Rosatom et la diplomatie énergétique africaine
En se positionnant comme bailleur, constructeur et exploitant partiel, Rosatom renforce sa visibilité sur le marché africain du nucléaire civil. La firme publique, déjà engagée au Nigeria et en Afrique du Sud, consolide ainsi un corridor stratégique reliant la mer Noire au canal de Suez. Selon le think-tank britannique Chatham House, le chantier de Dabaa « sert de vitrine technologique et de levier diplomatique pour la Fédération de Russie ». Concrètement, le protocole financier pratiqué avec l’Égypte pourrait inspirer d’autres capitales subsahariennes intéressées par l’atome civil, en particulier celles qui redoutent la volatilité du dollar. L’enjeu dépasse donc la simple production d’électricité : il touche à la capacité de Moscou d’ancrer le rouble comme instrument de financement à long terme.
Une cascade d’impacts macroéconomiques pour Le Caire
À court terme, l’allègement de la pression sur les réserves en dollars devrait offrir à la Banque centrale égyptienne un bol d’air face à l’inflation importée, qui flirtait déjà avec les 30 % au premier trimestre 2024. La conversion du prêt limite en outre les appels sur le marché obligataire international, dont les taux se sont tendus dans le sillage des resserrements monétaires occidentaux.

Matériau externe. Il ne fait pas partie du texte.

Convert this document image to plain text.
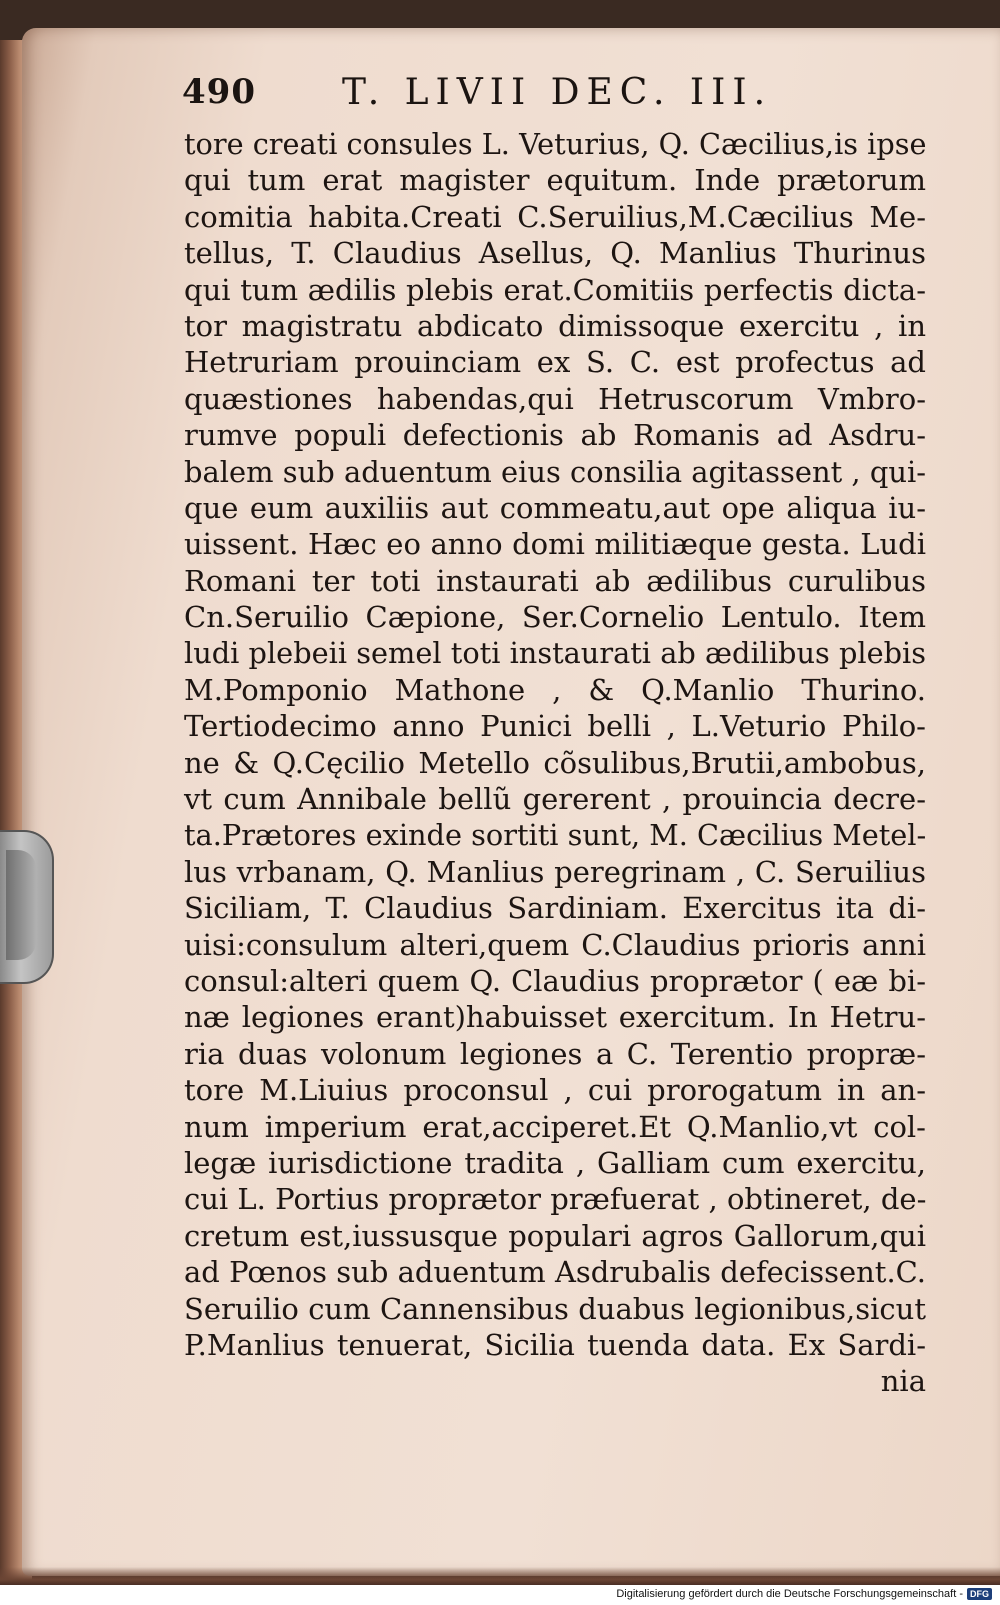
490 T. LIVII DEC. III.
tore creati consules L. Veturius, Q. Cæcilius,is ipse
qui tum erat magister equitum. Inde prætorum
comitia habita.Creati C.Seruilius,M.Cæcilius Me-
tellus, T. Claudius Asellus, Q. Manlius Thurinus
qui tum ædilis plebis erat.Comitiis perfectis dicta-
tor magistratu abdicato dimissoque exercitu , in
Hetruriam prouinciam ex S. C. est profectus ad
quæstiones habendas,qui Hetruscorum Vmbro-
rumve populi defectionis ab Romanis ad Asdru-
balem sub aduentum eius consilia agitassent , qui-
que eum auxiliis aut commeatu,aut ope aliqua iu-
uissent. Hæc eo anno domi militiæque gesta. Ludi
Romani ter toti instaurati ab ædilibus curulibus
Cn.Seruilio Cæpione, Ser.Cornelio Lentulo. Item
ludi plebeii semel toti instaurati ab ædilibus plebis
M.Pomponio Mathone , & Q.Manlio Thurino.
Tertiodecimo anno Punici belli , L.Veturio Philo-
ne & Q.Cęcilio Metello cõsulibus,Brutii,ambobus,
vt cum Annibale bellũ gererent , prouincia decre-
ta.Prætores exinde sortiti sunt, M. Cæcilius Metel-
lus vrbanam, Q. Manlius peregrinam , C. Seruilius
Siciliam, T. Claudius Sardiniam. Exercitus ita di-
uisi:consulum alteri,quem C.Claudius prioris anni
consul:alteri quem Q. Claudius proprætor ( eæ bi-
næ legiones erant)habuisset exercitum. In Hetru-
ria duas volonum legiones a C. Terentio propræ-
tore M.Liuius proconsul , cui prorogatum in an-
num imperium erat,acciperet.Et Q.Manlio,vt col-
legæ iurisdictione tradita , Galliam cum exercitu,
cui L. Portius proprætor præfuerat , obtineret, de-
cretum est,iussusque populari agros Gallorum,qui
ad Pœnos sub aduentum Asdrubalis defecissent.C.
Seruilio cum Cannensibus duabus legionibus,sicut
P.Manlius tenuerat, Sicilia tuenda data. Ex Sardi-
nia
Digitalisierung gefördert durch die Deutsche Forschungsgemeinschaft - DFG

Toutefois, quelques économistes du Caire rappellent que le risque de change n’a pas disparu : un affaiblissement prononcé du rouble ferait mécaniquement gonfler le service de la dette exprimé en livres égyptiennes. Le gouvernement, qui table sur une mise en service du premier réacteur en 2028, mise sur une diversification de ses recettes touristiques et gazières pour amortir d’éventuelles variations.
Le signal adressé aux économies émergentes
Au-delà du périmètre russo-égyptien, l’accord s’inscrit dans une dynamique de dédollarisation perceptible au sein des BRICS élargis. Plusieurs membres, à l’image du Brésil ou de l’Inde, expérimentent déjà des règlements en monnaies locales pour le commerce bilatéral. Pour le politologue kenyan Patrick Mutua, « l’exemple de Dabaa illustre la manière dont les infrastructures stratégiques deviennent un laboratoire de souveraineté monétaire ». Cette évolution pourrait accélérer la création d’instruments de couverture régionaux, voire encourager l’émission d’obligations libellées en monnaies africaines, un objectif régulièrement évoqué par la Banque africaine de développement.
Jeunes congolais face à la reconfiguration monétaire mondiale
À Brazzaville comme à Pointe-Noire, nombre de jeunes professionnels scrutent ce basculement avec un intérêt pragmatique. La perspective d’un financement de grands travaux en monnaies alternatives ouvre de nouvelles pistes de coopération pour la République du Congo, dont le Plan national de développement 2022-2026 mise sur des partenariats diversifiés afin d’accroître la capacité énergétique nationale. Plusieurs start-ups congolaises spécialisées dans la fintech y voient l’occasion de concevoir des plateformes de paiement transfrontalières capables d’agréger le franc CFA, le rouble ou encore le yuan. Sans nourrir d’illusions démesurées, l’épisode Dabaa rappelle que la carte monétaire mondiale demeure mobile, et que les économies africaines disposent d’un espace grandissant pour négocier des financements plus adaptés à leurs réalités. L’enjeu, pour la jeunesse congolaise, sera de cultiver les compétences linguistiques, juridiques et techniques nécessaires afin de transformer ces mouvances géo-économiques en opportunités concrètes.